Scatter plot showing the distribution of $D_{1}$ for pretreated (○) and post-treated (▼) oral submucous fibrosis.

3.2.3.

Discriminant Analysis 3

A third discriminant analysis was carried out across normal, pretreated OSF and post-treated OSF groups. Among 12 variables, only four variables— $V_{2}$ , $V_{6}$ , $V_{8}$ , and $V_{12}$ —were retained in this analysis. Resulting canonical discriminant functions are given by

D_{3 a} = 263.934 (V_{2}) - 390.631 (V_{6}) + 10.59 (V_{8}) + 1499.009 (V_{12}) - 522.763,

D_{3 b} = 291.072 (V_{2}) - 470.908 (V_{6}) - 1.214 (V_{8}) + 1578.650 (V_{12}) - 527.741 .

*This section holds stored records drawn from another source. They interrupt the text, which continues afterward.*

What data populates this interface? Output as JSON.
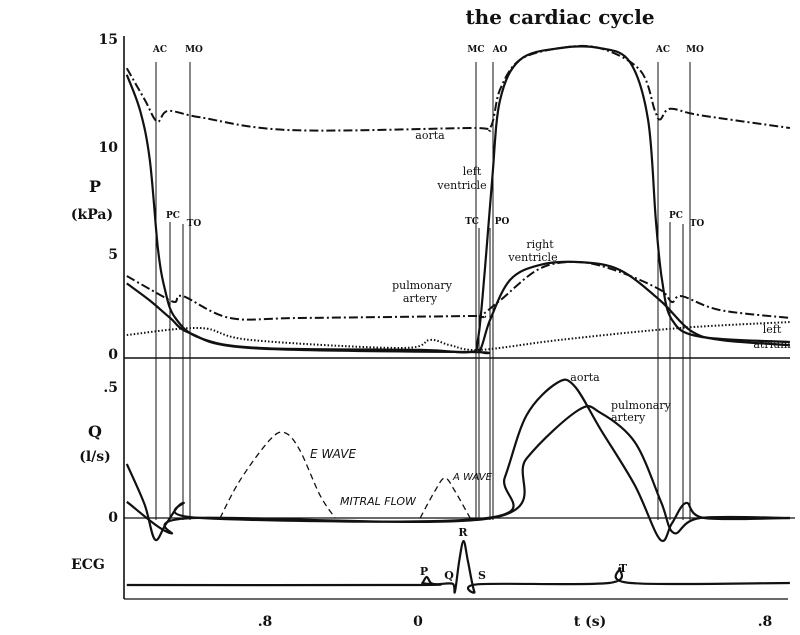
{
  "chart_data": {
    "type": "line",
    "title": "the cardiac cycle",
    "xlabel": "t (s)",
    "x_tick_labels": [
      ".8",
      "0",
      ".8"
    ],
    "xlim": [
      -0.671,
      0.857
    ],
    "panels": {
      "pressure": {
        "ylabel": "P",
        "yunit": "(kPa)",
        "ylim": [
          0,
          15
        ],
        "y_tick_labels": [
          "15",
          "10",
          "5",
          "0"
        ],
        "series": [
          {
            "name": "aorta",
            "style": "dashdot",
            "points": [
              [
                -0.671,
                13.6
              ],
              [
                -0.629,
                12.1
              ],
              [
                -0.601,
                11.1
              ],
              [
                -0.576,
                11.6
              ],
              [
                -0.502,
                11.3
              ],
              [
                -0.295,
                10.7
              ],
              [
                0.12,
                10.8
              ],
              [
                0.166,
                10.8
              ],
              [
                0.189,
                12.6
              ],
              [
                0.235,
                14.0
              ],
              [
                0.327,
                14.55
              ],
              [
                0.419,
                14.55
              ],
              [
                0.512,
                13.5
              ],
              [
                0.546,
                11.6
              ],
              [
                0.558,
                11.2
              ],
              [
                0.581,
                11.7
              ],
              [
                0.65,
                11.4
              ],
              [
                0.857,
                10.8
              ]
            ]
          },
          {
            "name": "left ventricle",
            "style": "solid",
            "points": [
              [
                -0.671,
                13.3
              ],
              [
                -0.64,
                11.6
              ],
              [
                -0.618,
                9.3
              ],
              [
                -0.599,
                5.1
              ],
              [
                -0.583,
                3.2
              ],
              [
                -0.56,
                1.9
              ],
              [
                -0.502,
                0.94
              ],
              [
                -0.364,
                0.47
              ],
              [
                0.005,
                0.38
              ],
              [
                0.12,
                0.28
              ],
              [
                0.138,
                0.85
              ],
              [
                0.154,
                4.1
              ],
              [
                0.171,
                8.4
              ],
              [
                0.189,
                12.1
              ],
              [
                0.235,
                14.0
              ],
              [
                0.327,
                14.55
              ],
              [
                0.419,
                14.55
              ],
              [
                0.488,
                13.9
              ],
              [
                0.53,
                11.2
              ],
              [
                0.548,
                6.5
              ],
              [
                0.562,
                3.7
              ],
              [
                0.585,
                1.8
              ],
              [
                0.65,
                1.0
              ],
              [
                0.857,
                0.75
              ]
            ]
          },
          {
            "name": "pulmonary artery",
            "style": "dashdot",
            "points": [
              [
                -0.671,
                3.85
              ],
              [
                -0.594,
                2.96
              ],
              [
                -0.56,
                2.63
              ],
              [
                -0.541,
                2.9
              ],
              [
                -0.433,
                1.88
              ],
              [
                -0.272,
                1.88
              ],
              [
                0.12,
                1.97
              ],
              [
                0.143,
                1.97
              ],
              [
                0.189,
                2.7
              ],
              [
                0.281,
                4.2
              ],
              [
                0.373,
                4.5
              ],
              [
                0.465,
                4.04
              ],
              [
                0.558,
                3.2
              ],
              [
                0.585,
                2.63
              ],
              [
                0.608,
                2.9
              ],
              [
                0.696,
                2.25
              ],
              [
                0.857,
                1.88
              ]
            ]
          },
          {
            "name": "right ventricle",
            "style": "solid",
            "points": [
              [
                -0.671,
                3.5
              ],
              [
                -0.618,
                2.7
              ],
              [
                -0.571,
                1.88
              ],
              [
                -0.525,
                1.17
              ],
              [
                -0.387,
                0.47
              ],
              [
                0.12,
                0.28
              ],
              [
                0.143,
                0.38
              ],
              [
                0.166,
                1.78
              ],
              [
                0.212,
                3.66
              ],
              [
                0.281,
                4.37
              ],
              [
                0.373,
                4.5
              ],
              [
                0.465,
                4.13
              ],
              [
                0.558,
                2.7
              ],
              [
                0.627,
                1.3
              ],
              [
                0.696,
                0.85
              ],
              [
                0.857,
                0.6
              ]
            ]
          },
          {
            "name": "left atrium",
            "style": "dotted",
            "points": [
              [
                -0.671,
                1.08
              ],
              [
                -0.502,
                1.41
              ],
              [
                -0.387,
                0.85
              ],
              [
                -0.041,
                0.47
              ],
              [
                0.028,
                0.85
              ],
              [
                0.074,
                0.6
              ],
              [
                0.143,
                0.38
              ],
              [
                0.327,
                0.85
              ],
              [
                0.604,
                1.41
              ],
              [
                0.857,
                1.69
              ]
            ]
          }
        ]
      },
      "flow": {
        "ylabel": "Q",
        "yunit": "(l/s)",
        "ylim": [
          -0.1,
          0.5
        ],
        "y_tick_labels": [
          ".5",
          "0"
        ],
        "series": [
          {
            "name": "aorta",
            "style": "solid",
            "points": [
              [
                -0.671,
                0.2
              ],
              [
                -0.63,
                0.05
              ],
              [
                -0.606,
                -0.08
              ],
              [
                -0.58,
                -0.02
              ],
              [
                -0.541,
                0.056
              ],
              [
                -0.5,
                0
              ],
              [
                0.16,
                0
              ],
              [
                0.2,
                0.15
              ],
              [
                0.25,
                0.38
              ],
              [
                0.32,
                0.5
              ],
              [
                0.36,
                0.49
              ],
              [
                0.42,
                0.33
              ],
              [
                0.5,
                0.12
              ],
              [
                0.558,
                -0.08
              ],
              [
                0.585,
                -0.02
              ],
              [
                0.618,
                0.056
              ],
              [
                0.66,
                0
              ],
              [
                0.857,
                0
              ]
            ]
          },
          {
            "name": "pulmonary artery",
            "style": "solid",
            "points": [
              [
                -0.671,
                0.06
              ],
              [
                -0.571,
                -0.056
              ],
              [
                -0.52,
                0
              ],
              [
                0.17,
                0
              ],
              [
                0.25,
                0.22
              ],
              [
                0.37,
                0.4
              ],
              [
                0.42,
                0.39
              ],
              [
                0.5,
                0.28
              ],
              [
                0.56,
                0.06
              ],
              [
                0.59,
                -0.056
              ],
              [
                0.65,
                0
              ],
              [
                0.857,
                0
              ]
            ]
          },
          {
            "name": "mitral flow E wave",
            "style": "dashed",
            "points": [
              [
                -0.456,
                0
              ],
              [
                -0.41,
                0.14
              ],
              [
                -0.341,
                0.29
              ],
              [
                -0.306,
                0.315
              ],
              [
                -0.272,
                0.25
              ],
              [
                -0.226,
                0.085
              ],
              [
                -0.191,
                0
              ]
            ]
          },
          {
            "name": "mitral flow A wave",
            "style": "dashed",
            "points": [
              [
                0.005,
                0
              ],
              [
                0.039,
                0.1
              ],
              [
                0.062,
                0.148
              ],
              [
                0.085,
                0.1
              ],
              [
                0.12,
                0
              ]
            ]
          }
        ]
      },
      "ecg": {
        "ylabel": "ECG",
        "series": [
          {
            "name": "ECG",
            "style": "solid",
            "points": [
              [
                -0.671,
                0
              ],
              [
                0.0,
                0
              ],
              [
                0.01,
                0.05
              ],
              [
                0.02,
                0.2
              ],
              [
                0.03,
                0.05
              ],
              [
                0.045,
                0.02
              ],
              [
                0.08,
                0.03
              ],
              [
                0.085,
                -0.17
              ],
              [
                0.095,
                0.6
              ],
              [
                0.105,
                1.1
              ],
              [
                0.115,
                0.6
              ],
              [
                0.13,
                -0.17
              ],
              [
                0.14,
                0.02
              ],
              [
                0.44,
                0.05
              ],
              [
                0.465,
                0.42
              ],
              [
                0.49,
                0.05
              ],
              [
                0.857,
                0.05
              ]
            ]
          }
        ]
      }
    },
    "valve_events": {
      "left": [
        "AC",
        "MO",
        "PC",
        "TO"
      ],
      "middle": [
        "MC",
        "AO",
        "TC",
        "PO"
      ],
      "right": [
        "AC",
        "MO",
        "PC",
        "TO"
      ]
    },
    "annotations": {
      "aorta_p": "aorta",
      "lv_1": "left",
      "lv_2": "ventricle",
      "rv_1": "right",
      "rv_2": "ventricle",
      "pa_1": "pulmonary",
      "pa_2": "artery",
      "la_1": "left",
      "la_2": "atrium",
      "aorta_q": "aorta",
      "paq_1": "pulmonary",
      "paq_2": "artery",
      "e_wave": "E WAVE",
      "a_wave": "A WAVE",
      "mitral": "MITRAL FLOW",
      "ecg_p": "P",
      "ecg_q": "Q",
      "ecg_r": "R",
      "ecg_s": "S",
      "ecg_t": "T"
    }
  }
}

Figure 6 shows the scatter plot of $D_{3 a}$ versus $D_{3 b}$ , the corresponding group centroids and the standard deviation from the group centroids. The classification results are shown in Table 3. From $D_{3}$ analysis, pre- and post-treated OSF, and normal mucosa were compared, and it was found that all the pretreated OSF cases showed values of $D_{3 a}$ , which is greater than zero, and the normal and post-treated OSF showed $D_{3 a}$ , which is less than zero (Fig. 6). Further, it was found that the discriminant factor $D_{3}$ for normal and post-treated cases grouped together, and they were well discriminated from the pretreated OSF cases. This clearly indicates that there is a significant change in the oral cavity due to treatment.

Fig. 6

Scatter plot showing the distribution of $D_{3}$ versus $D_{4}$ for normal, pretreated, and post-treated oral submucous fibrosis.